A mensagem de qualquer coroação britânica é, sem dúvida, a celebração do caráter britânico. A questão, então, é o que um um prato típico francês está fazendo no centro de uma mesa britânica?
Talvez, como o pudim de Natal de George V em 1927 – que a propósito foi criado por um chef francês – , a quiche de Charles sirva para nos dizer algo sobre quem somos. Mas as mensagens podem se perder com o tempo.
O pudim de Natal pretendia mostrar a grandeza de pertencer ao império britânico, mas agora é mais provável que façam as pessoas recordarem de sua violência. Momentos importantes, como a coroação de um novo monarca, são marcados por refeições que comemoram a ocasião especial.
Mas o rei Charles III terá uma cerimônia mais curta e simples do que a de sua mãe, em 1953. Ele não é o primeiro rei a tentar impor moderação nas cerimônias reais.

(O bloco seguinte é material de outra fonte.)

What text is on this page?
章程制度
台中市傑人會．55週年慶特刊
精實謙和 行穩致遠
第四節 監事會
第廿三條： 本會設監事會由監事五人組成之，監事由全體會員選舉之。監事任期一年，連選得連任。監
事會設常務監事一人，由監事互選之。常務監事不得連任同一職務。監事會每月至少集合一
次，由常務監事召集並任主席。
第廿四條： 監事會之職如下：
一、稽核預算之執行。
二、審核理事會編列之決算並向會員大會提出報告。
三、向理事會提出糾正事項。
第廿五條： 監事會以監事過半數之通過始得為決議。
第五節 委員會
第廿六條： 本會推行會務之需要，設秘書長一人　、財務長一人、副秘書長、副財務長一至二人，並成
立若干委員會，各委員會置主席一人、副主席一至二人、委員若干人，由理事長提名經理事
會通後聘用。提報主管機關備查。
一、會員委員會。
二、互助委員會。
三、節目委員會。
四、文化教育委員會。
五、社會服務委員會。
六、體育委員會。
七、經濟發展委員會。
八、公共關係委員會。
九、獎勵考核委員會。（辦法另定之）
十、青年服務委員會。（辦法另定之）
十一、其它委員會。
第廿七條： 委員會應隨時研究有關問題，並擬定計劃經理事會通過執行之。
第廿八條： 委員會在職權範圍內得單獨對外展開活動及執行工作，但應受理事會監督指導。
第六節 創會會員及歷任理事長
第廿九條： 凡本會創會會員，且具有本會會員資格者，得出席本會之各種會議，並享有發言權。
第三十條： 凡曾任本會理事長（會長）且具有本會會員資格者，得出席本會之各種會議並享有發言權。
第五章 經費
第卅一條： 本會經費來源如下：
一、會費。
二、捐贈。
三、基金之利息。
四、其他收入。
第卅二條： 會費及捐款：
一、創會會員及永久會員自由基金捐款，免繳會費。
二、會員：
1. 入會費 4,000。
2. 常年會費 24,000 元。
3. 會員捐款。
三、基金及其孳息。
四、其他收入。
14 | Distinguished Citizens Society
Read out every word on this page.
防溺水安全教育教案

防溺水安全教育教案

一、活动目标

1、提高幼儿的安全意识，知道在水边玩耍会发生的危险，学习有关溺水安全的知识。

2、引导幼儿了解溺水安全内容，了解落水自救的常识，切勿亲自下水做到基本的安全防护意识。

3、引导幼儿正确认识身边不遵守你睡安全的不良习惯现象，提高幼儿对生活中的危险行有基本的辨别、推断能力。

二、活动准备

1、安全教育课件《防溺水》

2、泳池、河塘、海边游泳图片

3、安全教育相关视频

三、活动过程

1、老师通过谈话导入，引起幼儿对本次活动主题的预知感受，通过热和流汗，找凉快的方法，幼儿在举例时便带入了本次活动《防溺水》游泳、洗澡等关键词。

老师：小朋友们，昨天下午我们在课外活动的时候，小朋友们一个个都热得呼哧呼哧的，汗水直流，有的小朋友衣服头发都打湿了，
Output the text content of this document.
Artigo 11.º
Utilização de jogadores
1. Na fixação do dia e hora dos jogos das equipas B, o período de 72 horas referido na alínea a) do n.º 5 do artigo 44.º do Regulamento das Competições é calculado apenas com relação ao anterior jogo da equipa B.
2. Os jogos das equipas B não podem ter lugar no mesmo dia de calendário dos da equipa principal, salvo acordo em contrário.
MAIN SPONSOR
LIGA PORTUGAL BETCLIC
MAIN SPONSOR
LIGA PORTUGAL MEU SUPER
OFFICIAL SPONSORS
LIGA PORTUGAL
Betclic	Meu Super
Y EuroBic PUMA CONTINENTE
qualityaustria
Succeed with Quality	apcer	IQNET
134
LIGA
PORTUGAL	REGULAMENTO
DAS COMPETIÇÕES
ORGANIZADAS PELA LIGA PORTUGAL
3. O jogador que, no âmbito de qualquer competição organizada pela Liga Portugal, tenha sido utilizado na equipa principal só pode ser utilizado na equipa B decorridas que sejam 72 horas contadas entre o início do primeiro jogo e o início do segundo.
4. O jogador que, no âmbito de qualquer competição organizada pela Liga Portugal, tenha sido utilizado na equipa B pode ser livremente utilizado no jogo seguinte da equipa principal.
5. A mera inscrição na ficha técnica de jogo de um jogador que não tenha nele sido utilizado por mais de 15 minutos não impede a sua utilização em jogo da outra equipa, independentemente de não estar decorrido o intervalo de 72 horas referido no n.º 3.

Influência da culinária francesa
Os monarcas da Inglaterra foram homenageados com banquetes de coroação entre os anos de 1189 até 1830, quando William IV achou que era uma extravagância desnecessária. O antecessor de William, George IV, era bastante conhecido por seu amor à rica gastronomia francesa. Portanto, não é surpresa que ele tenha feito um banquete para encerrar todos os banquetes.
https://www.youtube.com/watch?v=GmR9BaXWviY
Em 19 de julho de 1821, 1.634 comensais se reuniram em torno de 47 mesas colocadas no Westminster Hall para um banquete no meio da tarde. Um livro escrito à mão revela todas as centenas de pratos servidos, no valor de £ 250 mil (equivalente a £ 27 milhões, na cotação de hoje).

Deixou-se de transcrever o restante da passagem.